Company Analysis - Hoffmann-La Roche
Tamiflu - not all plain sailing
Another groundbreaking achievement for Roche away
from its leading antibody portfolio was the launch of
oseltamivir phosphate (Tamiflu), the first orally-active
neuraminidase inhibitor for the treatment of influenza.
It inhibits all influenza A and B neuraminidase subtypes,
preventing the emergence of progeny virions from
infected cells, and thus the spread of the virus. 
It has
been widely used in both the treatment and prophylaxis
of influenza, and partly due to stockpiling of the drug
that occurred following the international concerns
about a coming avian (H5N1) 'flu pandemic, had
blockbuster sales, reaching CHF2.63bn in 2006.
Although oseltamivir is designed to be active against
influenza strains including H5N1, there is limited
evidence to show its efficacy against this strain in
humans. This is due primarily to the rarity and
geographically dispersed occurrence of avian influenza
and the fact that in the few cases where it has been
used, the drug was administered more than 48 hours
after 'flu symptoms were presented - too late to have
the greatest effect. In light of this, Roche is currently
conducting further clinical research to determine its
efficacy against avian influenza in humans.
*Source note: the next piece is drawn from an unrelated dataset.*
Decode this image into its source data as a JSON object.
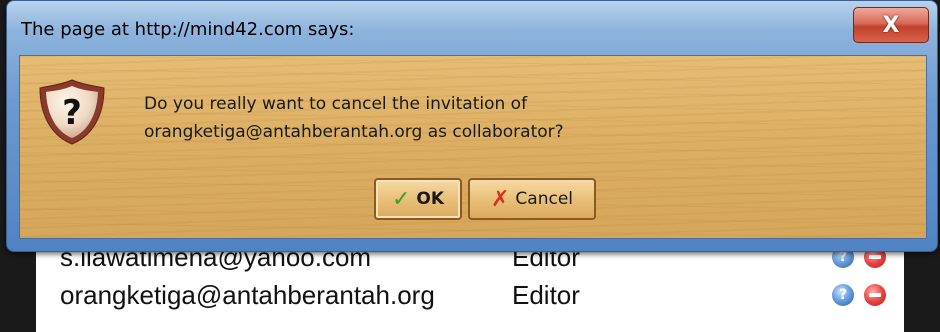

Recent data has led to some serious concerns regarding Tamiflu. In Japan, where the drug is most widely used, there have been reports of serious neuropsychiatric adverse events in children and adolescents, such as self-harm and increased risk of suicide. This has led to label warnings being added in Canada and the US, and a warning by the Japanese Ministry of Health against use in patients aged 10-19 years, although no causal link between the adverse events and oseltamivir has yet been established. A US FDA paediatric advisory committee met on 27th November to review the relevant information on these neuropsychiatric events, and Roche has now agreed to include a stronger warning label on the product.
A pipeline for survival
Although Roche is working towards bringing new and innovative drugs to the market, the majority of its ten major marketing applications and seven major regulatory approvals in the first half of 2007 were for additional indications or further markets for previously launched drugs. Nevertheless, the approvals of bevacizumab (Avastin) in the EU for first-line metastatic breast cancer, a lower strength capsule formulation of oseltamivir (Tamiflu) for paediatric use in the US, and erlotinib (Tarceva) for advanced pancreatic cancer in the EU are important achievements for Roche, with sales resulting from use in additional indications and markets providing the financial basis for Roche to develop its pipeline to full maturity.
In pursuit of "extending patients' lives and improving their health and quality of life", Roche is - indeed, must be - a research-intensive company, and its financial strength goes a long way to support its R&D expenditure, which in 2006 represented 17.7% of sales. In addition to the revenues Roche receives from sales of its launched drugs, and the significant growth in sales brought about by obtaining approvals for these drugs in additional indications, Roche has an R&D pipeline which is geared to maintain this stability and eventually support future product launches (Graph 3).